Peace Imagined

Peace Imagined

Oct 27, 2024 - 5:00 pm

Peace Imagined

String Quartet no. 2 (1934)
Sándor Kuti (b. Budapest, 1908 – d. 1945, German concentration camp) 
US Premiere

Sonata for Flute and Piano (1927)
Erwin Schulhoff (b. Prague, 1894 - d. Wülzburg concentration camp)

Shema (1994)
Simon Sargon (b. Mumbai, India, 1938 – d. Chevy Chase, MD)
A setting of five texts by poet Primo Levi

 Conversation with Composer Milad Yousufi  (b. Afghanistan, 1995)

I cried
(2021)
Milad Yousufi 

Imaginary Peace (2018)
Milad Yousufi 

Visions of peace have helped sustain people in the darkest of times, and inspired bold ideas and actions to create a better world. Two works by Afghani-born composer Milad Yousufi reflect his dream of making a difference to the rich culture of his troubled homeland. His Imaginary Peace is a message of hope amid a world of conflict. His I cried portrays the longing for home of a refugee wandering to an unknown destination with the hope of finding peace, love and generosity along the journey.

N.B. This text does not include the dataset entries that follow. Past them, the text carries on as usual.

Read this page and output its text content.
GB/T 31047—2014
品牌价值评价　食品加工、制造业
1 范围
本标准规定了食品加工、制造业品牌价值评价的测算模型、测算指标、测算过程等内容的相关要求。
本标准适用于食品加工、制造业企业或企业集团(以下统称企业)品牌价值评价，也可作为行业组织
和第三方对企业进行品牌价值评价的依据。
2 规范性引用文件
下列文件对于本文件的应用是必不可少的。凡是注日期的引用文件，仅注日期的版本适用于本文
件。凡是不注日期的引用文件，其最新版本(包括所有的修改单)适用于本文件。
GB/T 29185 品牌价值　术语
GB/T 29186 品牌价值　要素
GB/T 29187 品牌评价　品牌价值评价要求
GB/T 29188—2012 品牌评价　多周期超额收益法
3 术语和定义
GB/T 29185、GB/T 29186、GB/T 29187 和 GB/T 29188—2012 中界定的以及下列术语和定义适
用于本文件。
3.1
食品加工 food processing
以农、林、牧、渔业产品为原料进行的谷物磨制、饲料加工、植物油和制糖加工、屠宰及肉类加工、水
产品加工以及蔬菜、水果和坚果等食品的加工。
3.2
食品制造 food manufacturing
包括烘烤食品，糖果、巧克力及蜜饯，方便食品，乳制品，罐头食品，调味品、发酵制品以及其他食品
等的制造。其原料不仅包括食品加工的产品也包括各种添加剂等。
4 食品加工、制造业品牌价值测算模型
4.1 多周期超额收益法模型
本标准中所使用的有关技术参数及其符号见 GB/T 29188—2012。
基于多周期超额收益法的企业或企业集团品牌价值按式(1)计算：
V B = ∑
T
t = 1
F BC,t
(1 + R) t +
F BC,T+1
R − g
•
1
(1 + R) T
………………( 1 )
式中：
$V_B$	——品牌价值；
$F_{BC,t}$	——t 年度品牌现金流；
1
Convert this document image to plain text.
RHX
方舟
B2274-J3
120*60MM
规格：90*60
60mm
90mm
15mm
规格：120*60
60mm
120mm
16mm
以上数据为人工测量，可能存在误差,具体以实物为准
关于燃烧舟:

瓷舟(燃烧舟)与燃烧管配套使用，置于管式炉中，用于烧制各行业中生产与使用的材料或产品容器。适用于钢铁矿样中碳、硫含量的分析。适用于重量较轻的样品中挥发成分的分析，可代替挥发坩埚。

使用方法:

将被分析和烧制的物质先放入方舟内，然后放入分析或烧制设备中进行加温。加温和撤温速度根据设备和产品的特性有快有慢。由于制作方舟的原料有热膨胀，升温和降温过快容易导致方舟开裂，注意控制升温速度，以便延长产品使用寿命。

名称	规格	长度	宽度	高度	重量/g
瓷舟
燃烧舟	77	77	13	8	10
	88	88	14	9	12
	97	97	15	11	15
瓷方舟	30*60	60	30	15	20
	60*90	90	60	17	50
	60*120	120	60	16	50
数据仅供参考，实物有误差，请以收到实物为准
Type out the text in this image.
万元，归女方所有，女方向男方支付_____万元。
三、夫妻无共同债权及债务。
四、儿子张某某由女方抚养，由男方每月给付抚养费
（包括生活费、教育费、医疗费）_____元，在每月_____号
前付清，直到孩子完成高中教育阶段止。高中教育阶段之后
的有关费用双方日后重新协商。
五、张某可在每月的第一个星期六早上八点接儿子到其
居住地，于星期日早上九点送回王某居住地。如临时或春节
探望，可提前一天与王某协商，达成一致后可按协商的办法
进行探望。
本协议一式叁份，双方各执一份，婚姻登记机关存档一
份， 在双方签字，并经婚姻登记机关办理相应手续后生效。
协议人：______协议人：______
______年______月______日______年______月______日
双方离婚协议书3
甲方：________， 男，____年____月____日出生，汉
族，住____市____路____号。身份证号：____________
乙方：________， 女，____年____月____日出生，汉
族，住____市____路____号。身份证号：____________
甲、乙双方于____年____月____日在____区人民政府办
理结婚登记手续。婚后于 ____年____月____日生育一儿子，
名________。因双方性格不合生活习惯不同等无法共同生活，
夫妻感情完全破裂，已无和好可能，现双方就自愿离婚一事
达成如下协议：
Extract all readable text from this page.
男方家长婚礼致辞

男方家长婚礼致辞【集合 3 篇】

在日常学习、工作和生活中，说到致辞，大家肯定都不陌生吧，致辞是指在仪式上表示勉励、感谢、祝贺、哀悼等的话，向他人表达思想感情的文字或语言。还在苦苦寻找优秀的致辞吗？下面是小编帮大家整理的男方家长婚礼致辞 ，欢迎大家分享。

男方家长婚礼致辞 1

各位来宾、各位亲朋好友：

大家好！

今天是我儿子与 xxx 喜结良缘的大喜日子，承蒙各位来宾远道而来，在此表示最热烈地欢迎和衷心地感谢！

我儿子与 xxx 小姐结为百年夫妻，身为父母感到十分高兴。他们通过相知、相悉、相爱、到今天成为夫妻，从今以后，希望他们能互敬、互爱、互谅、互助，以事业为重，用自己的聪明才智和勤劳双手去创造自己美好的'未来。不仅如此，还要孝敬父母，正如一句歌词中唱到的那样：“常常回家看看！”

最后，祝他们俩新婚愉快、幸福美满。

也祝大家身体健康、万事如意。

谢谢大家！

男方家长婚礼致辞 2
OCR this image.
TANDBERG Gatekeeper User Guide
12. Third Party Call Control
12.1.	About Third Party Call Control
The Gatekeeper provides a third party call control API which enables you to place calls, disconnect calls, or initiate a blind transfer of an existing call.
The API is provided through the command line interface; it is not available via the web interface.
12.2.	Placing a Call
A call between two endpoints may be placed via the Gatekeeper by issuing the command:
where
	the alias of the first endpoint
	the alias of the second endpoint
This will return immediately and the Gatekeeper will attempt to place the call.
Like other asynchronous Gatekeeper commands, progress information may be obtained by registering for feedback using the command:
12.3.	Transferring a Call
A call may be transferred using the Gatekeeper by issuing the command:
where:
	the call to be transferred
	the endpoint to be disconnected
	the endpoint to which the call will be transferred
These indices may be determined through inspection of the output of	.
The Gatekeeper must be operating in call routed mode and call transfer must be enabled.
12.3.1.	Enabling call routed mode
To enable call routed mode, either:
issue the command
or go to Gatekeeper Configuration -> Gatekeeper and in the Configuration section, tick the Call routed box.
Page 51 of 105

Erwin Schulhoff was a daring innovator whose eclectic embrace of modern styles and influences made him a compelling musical presence in the years between the world wars.

Sándor Kuti’s youthful promise led Georg Solti to write of him, years later: “I am convinced that had he lived, he would have become one of Hungary's greatest composers.” Schulhoff and Kuti met their ends in Nazi camps. Their music challenges us to imagine what they, and so many others, might have created in longer lives and in a normal world.

Simon Sargon’s Shema is a musical setting of Primo Levi’s haunting literary witness to the Holocaust, with its searing depiction of the struggle to preserve a human identity in the face of overwhelming forces bent on destroying it.